Uli Hoeness: Dreieinhalb Jahre Haft

Bayern-Präsident Uli Hoeneß ist zu drei Jahren und sechs Monaten Haft verurteilt worden. Er hat 27,2 Millionen Euro Steuern hinterzogen

Uli Hoeneß ist wegen Steuerhinterziehung zu einer Haftstrafe von drei Jahren und sechs Monaten verurteilt worden. Das Urteil ist am frühen Donnerstagnachmittag (13. März) gefallen. Wie "bild.de" berichtet, sah die Kammer des Münchner Landgerichts unter Vorsitz von Richter Rupert Heindl die Selbstanzeige des FC-Bayern-Präsidenten als unwirksam an und befand den 62-Jährigen für schuldig.
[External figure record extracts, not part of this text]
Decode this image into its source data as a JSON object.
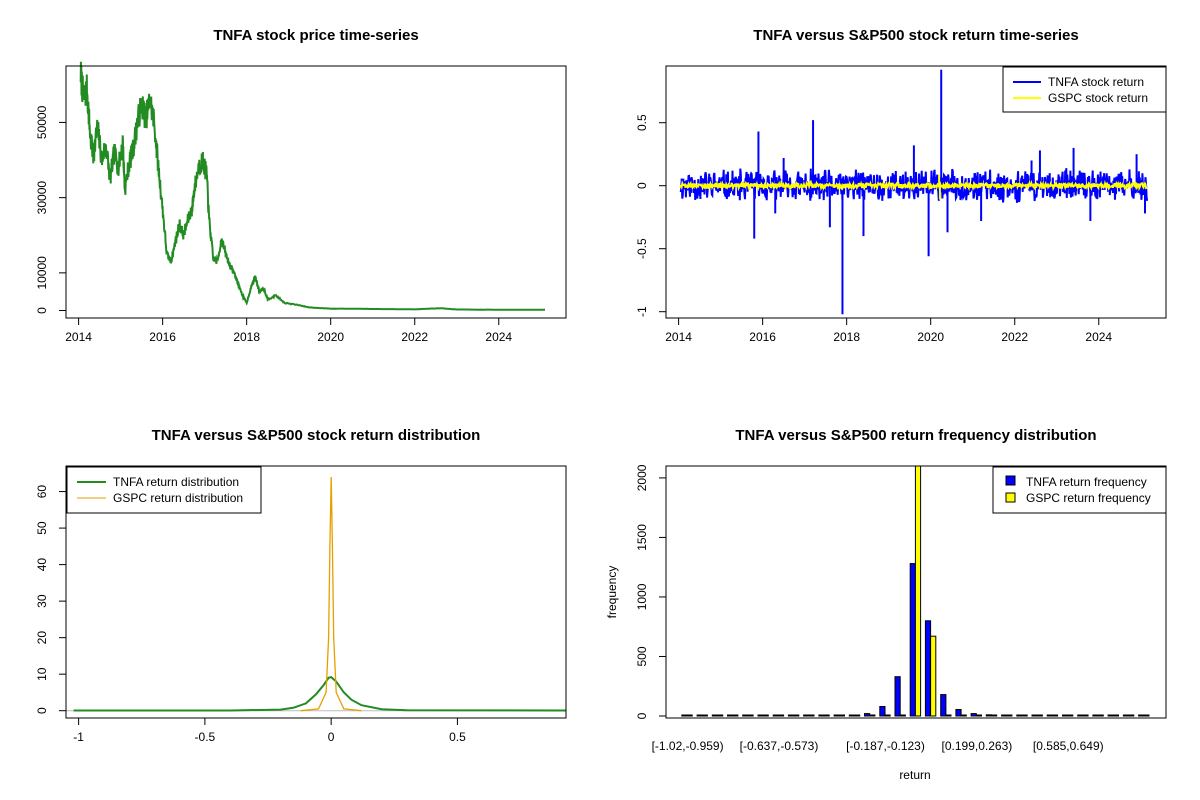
{
  "chart_data": [
    {
      "type": "line",
      "title": "TNFA stock price time-series",
      "xlabel": "",
      "ylabel": "",
      "xlim": [
        2013.7,
        2025.6
      ],
      "ylim": [
        -2000,
        65000
      ],
      "x_ticks": [
        2014,
        2016,
        2018,
        2020,
        2022,
        2024
      ],
      "y_ticks": [
        0,
        10000,
        30000,
        50000
      ],
      "color": "#228B22",
      "series": [
        {
          "values": [
            [
              2014.05,
              63000
            ],
            [
              2014.12,
              56000
            ],
            [
              2014.2,
              59000
            ],
            [
              2014.28,
              46000
            ],
            [
              2014.35,
              41000
            ],
            [
              2014.45,
              49000
            ],
            [
              2014.55,
              40000
            ],
            [
              2014.65,
              44000
            ],
            [
              2014.75,
              35000
            ],
            [
              2014.85,
              42000
            ],
            [
              2014.95,
              38000
            ],
            [
              2015.05,
              45000
            ],
            [
              2015.1,
              32000
            ],
            [
              2015.2,
              39000
            ],
            [
              2015.3,
              43000
            ],
            [
              2015.4,
              50000
            ],
            [
              2015.5,
              55000
            ],
            [
              2015.6,
              51000
            ],
            [
              2015.7,
              56000
            ],
            [
              2015.8,
              50000
            ],
            [
              2015.9,
              38000
            ],
            [
              2016.0,
              27000
            ],
            [
              2016.1,
              15000
            ],
            [
              2016.2,
              13000
            ],
            [
              2016.3,
              18000
            ],
            [
              2016.4,
              23000
            ],
            [
              2016.5,
              20000
            ],
            [
              2016.6,
              24000
            ],
            [
              2016.7,
              27000
            ],
            [
              2016.75,
              32000
            ],
            [
              2016.85,
              38000
            ],
            [
              2016.95,
              40000
            ],
            [
              2017.05,
              36000
            ],
            [
              2017.1,
              25000
            ],
            [
              2017.2,
              14000
            ],
            [
              2017.3,
              13000
            ],
            [
              2017.4,
              19000
            ],
            [
              2017.5,
              15000
            ],
            [
              2017.6,
              12000
            ],
            [
              2017.7,
              10000
            ],
            [
              2017.8,
              7000
            ],
            [
              2017.9,
              4000
            ],
            [
              2018.0,
              2000
            ],
            [
              2018.1,
              6000
            ],
            [
              2018.2,
              9000
            ],
            [
              2018.3,
              5000
            ],
            [
              2018.4,
              6000
            ],
            [
              2018.5,
              3000
            ],
            [
              2018.7,
              4000
            ],
            [
              2018.9,
              2000
            ],
            [
              2019.2,
              1500
            ],
            [
              2019.5,
              800
            ],
            [
              2020.0,
              500
            ],
            [
              2021.0,
              400
            ],
            [
              2022.0,
              300
            ],
            [
              2022.6,
              600
            ],
            [
              2023.0,
              250
            ],
            [
              2024.0,
              200
            ],
            [
              2025.1,
              200
            ]
          ]
        }
      ]
    },
    {
      "type": "line",
      "title": "TNFA versus S&P500 stock return time-series",
      "xlabel": "",
      "ylabel": "",
      "xlim": [
        2013.7,
        2025.6
      ],
      "ylim": [
        -1.05,
        0.95
      ],
      "x_ticks": [
        2014,
        2016,
        2018,
        2020,
        2022,
        2024
      ],
      "y_ticks": [
        -1.0,
        -0.5,
        0.0,
        0.5
      ],
      "legend_position": "top-right",
      "series": [
        {
          "name": "TNFA stock return",
          "color": "#0000FF",
          "spikes": [
            [
              2015.9,
              0.43
            ],
            [
              2015.8,
              -0.42
            ],
            [
              2016.3,
              -0.22
            ],
            [
              2016.5,
              0.22
            ],
            [
              2017.2,
              0.52
            ],
            [
              2017.6,
              -0.33
            ],
            [
              2017.9,
              -1.02
            ],
            [
              2018.4,
              -0.4
            ],
            [
              2019.6,
              0.32
            ],
            [
              2019.95,
              -0.56
            ],
            [
              2020.25,
              0.92
            ],
            [
              2020.4,
              -0.37
            ],
            [
              2021.2,
              -0.28
            ],
            [
              2022.4,
              0.2
            ],
            [
              2022.6,
              0.28
            ],
            [
              2023.4,
              0.3
            ],
            [
              2023.8,
              -0.28
            ],
            [
              2024.9,
              0.25
            ],
            [
              2025.1,
              -0.22
            ]
          ]
        },
        {
          "name": "GSPC stock return",
          "color": "#FFFF00",
          "spikes": [
            [
              2020.2,
              0.09
            ],
            [
              2020.22,
              -0.11
            ]
          ]
        }
      ]
    },
    {
      "type": "line",
      "title": "TNFA versus S&P500 stock return distribution",
      "xlabel": "",
      "ylabel": "",
      "xlim": [
        -1.05,
        0.93
      ],
      "ylim": [
        -2,
        67
      ],
      "x_ticks": [
        -1.0,
        -0.5,
        0.0,
        0.5
      ],
      "y_ticks": [
        0,
        10,
        20,
        30,
        40,
        50,
        60
      ],
      "legend_position": "top-left",
      "series": [
        {
          "name": "TNFA return distribution",
          "color": "#228B22",
          "values": [
            [
              -1.02,
              0.05
            ],
            [
              -0.4,
              0.05
            ],
            [
              -0.2,
              0.3
            ],
            [
              -0.15,
              0.8
            ],
            [
              -0.1,
              2
            ],
            [
              -0.06,
              4.5
            ],
            [
              -0.03,
              7
            ],
            [
              -0.01,
              9
            ],
            [
              0.0,
              9.2
            ],
            [
              0.02,
              8
            ],
            [
              0.05,
              5
            ],
            [
              0.08,
              3
            ],
            [
              0.12,
              1.5
            ],
            [
              0.2,
              0.4
            ],
            [
              0.3,
              0.1
            ],
            [
              0.93,
              0.05
            ]
          ]
        },
        {
          "name": "GSPC return distribution",
          "color": "#E69F00",
          "values": [
            [
              -0.12,
              0
            ],
            [
              -0.05,
              0.5
            ],
            [
              -0.02,
              5
            ],
            [
              -0.01,
              20
            ],
            [
              -0.005,
              45
            ],
            [
              0.0,
              64
            ],
            [
              0.005,
              45
            ],
            [
              0.01,
              20
            ],
            [
              0.02,
              5
            ],
            [
              0.05,
              0.5
            ],
            [
              0.12,
              0
            ]
          ]
        }
      ]
    },
    {
      "type": "bar",
      "title": "TNFA versus S&P500 return frequency distribution",
      "xlabel": "return",
      "ylabel": "frequency",
      "ylim": [
        0,
        2100
      ],
      "y_ticks": [
        0,
        500,
        1000,
        1500,
        2000
      ],
      "x_tick_labels": [
        "[-1.02,-0.959)",
        "[-0.637,-0.573)",
        "[-0.187,-0.123)",
        "[0.199,0.263)",
        "[0.585,0.649)"
      ],
      "x_tick_bins": [
        0,
        6,
        13,
        19,
        25
      ],
      "bin_count": 31,
      "legend_position": "top-right",
      "series": [
        {
          "name": "TNFA return frequency",
          "color": "#0000FF",
          "values": [
            2,
            2,
            2,
            2,
            2,
            2,
            2,
            2,
            2,
            3,
            4,
            8,
            20,
            80,
            330,
            1280,
            800,
            180,
            55,
            20,
            10,
            6,
            4,
            3,
            2,
            2,
            2,
            2,
            2,
            2,
            2
          ]
        },
        {
          "name": "GSPC return frequency",
          "color": "#FFFF00",
          "values": [
            0,
            0,
            0,
            0,
            0,
            0,
            0,
            0,
            0,
            0,
            0,
            0,
            0,
            0,
            0,
            2100,
            670,
            5,
            0,
            0,
            0,
            0,
            0,
            0,
            0,
            0,
            0,
            0,
            0,
            0,
            0
          ]
        }
      ]
    }
  ]
}
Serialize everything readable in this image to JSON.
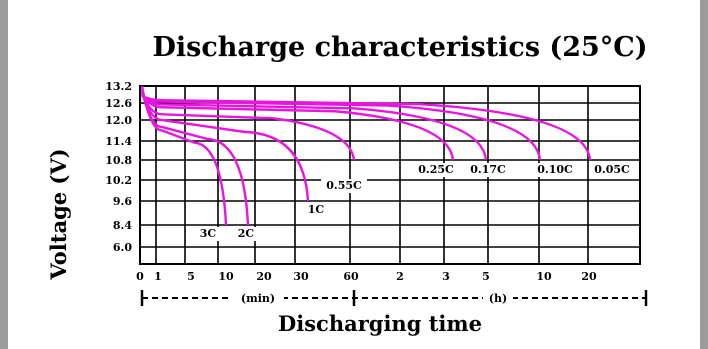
{
  "chart_data": {
    "type": "line",
    "title": "Discharge characteristics (25°C)",
    "xlabel": "Discharging time",
    "ylabel": "Voltage (V)",
    "ylim": [
      6.0,
      13.2
    ],
    "y_ticks": [
      "13.2",
      "12.6",
      "12.0",
      "11.4",
      "10.8",
      "10.2",
      "9.6",
      "8.4",
      "6.0"
    ],
    "x_ticks": [
      "0",
      "1",
      "5",
      "10",
      "20",
      "30",
      "60",
      "2",
      "3",
      "5",
      "10",
      "20"
    ],
    "x_units": [
      "(min)",
      "(h)"
    ],
    "grid": true,
    "legend": "inline-labels",
    "colors": {
      "curve": "#e815e0",
      "grid": "#000000"
    },
    "series": [
      {
        "name": "3C",
        "end_x": "10 min",
        "end_y": 8.4
      },
      {
        "name": "2C",
        "end_x": "15 min",
        "end_y": 8.4
      },
      {
        "name": "1C",
        "end_x": "30 min",
        "end_y": 9.6
      },
      {
        "name": "0.55C",
        "end_x": "60 min",
        "end_y": 10.8
      },
      {
        "name": "0.25C",
        "end_x": "3.2 h",
        "end_y": 10.8
      },
      {
        "name": "0.17C",
        "end_x": "5 h",
        "end_y": 10.8
      },
      {
        "name": "0.10C",
        "end_x": "10 h",
        "end_y": 10.8
      },
      {
        "name": "0.05C",
        "end_x": "20 h",
        "end_y": 10.8
      }
    ]
  }
}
Wie sich im Verlauf des Prozesses, der auf nur vier Verhandlungstage angesetzt war, herausstellte, hat Hoeneß statt der von ihm angezeigten 3,5 Millionen Euro insgesamt eine Summe von 27,2 Millionen Euro unterschlagen.

Geht es nach der Staatsanwaltschaft, hätte Hoeneß noch eine härtere Strafe erwartet: Staatsanwalt Achim von Engel hatte auf fünf Jahre und sechs Monate plädiert. Uli Hoeneß' Verteidiger hatte in seinem Plädoyer laut "spiegel.de" gefordert, die Haftstrafe auf Bewährung auszusetzen.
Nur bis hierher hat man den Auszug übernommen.